Снова собирая на себе недоуменные взгляды и толчки, я постарался уйти как можно скорее. Наконец мне показалось, что я куда-то пришел. Здесь кончались потоки идущих, и начиналось торжество фанатиков поклоняющихся самим себе. Одетые во все яркое, пестрое настолько, что рябит в глазах, они плыли у меня перед глазами в огромной чаше. Посреди чаши бил фонтан светящейся жидкости. Все кругом плескались, вздымая руки и крича, не обращая внимания ни на кого кроме себя. Столько людей и все они будто одного возраста, ни кто не стар и не юн. В какой-то момент мне показалось, что одна девушка бежит прямо ко мне, но пробежала она мимо, а затем на коленях скатилась к фонтану и посмотрела вверх.
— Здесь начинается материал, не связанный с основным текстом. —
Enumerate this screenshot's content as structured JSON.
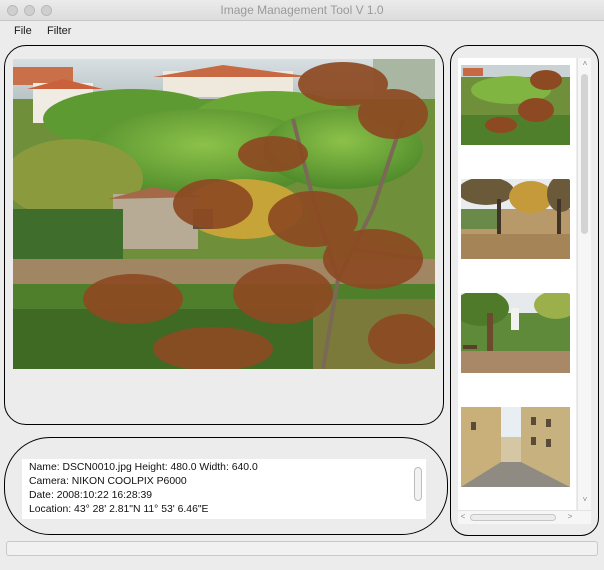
{
  "window": {
    "title": "Image Management Tool V 1.0",
    "controls": [
      "close-dot",
      "minimize-dot",
      "zoom-dot"
    ]
  },
  "menu": {
    "file": "File",
    "filter": "Filter"
  },
  "main_image": {
    "description_icon": "photo-tuscan-hillside"
  },
  "info": {
    "line1": "Name: DSCN0010.jpg  Height: 480.0  Width: 640.0",
    "line2": "Camera: NIKON COOLPIX P6000",
    "line3": "Date: 2008:10:22 16:28:39",
    "line4": "Location: 43° 28' 2.81\"N  11° 53' 6.46\"E"
  },
  "thumbnails": [
    "thumb-hillside",
    "thumb-avenue-trees",
    "thumb-park-monument",
    "thumb-narrow-street"
  ],
  "scroll": {
    "up": "˄",
    "down": "˅",
    "left": "˂",
    "right": "˃"
  },
  "colors": {
    "window_bg": "#ececec",
    "panel_border": "#000000",
    "list_bg": "#ffffff"
  }
}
Я тоже поднял глаза к небу, и попытался увидеть, чего же там она в нем нашла, а после когда уже опускал глаза, понял, небо таким не бывает. Вечерами в преддверии холодного дня закат случается розовым, но это ведь только закат. На этом небе было много таких закатов, да и солнце далеко не одно. В следующий миг я оказался на земле, зазевался и упал на гладкий пол, покрытый каплями краски. Рядом со мной уже сидел какой-то парень, мне казалось, что именно он-то мне все и объяснит. Он выглядел мессией. Прошла наверно минута, а может и больше, тогда как я не выдержал и решил говорить первым.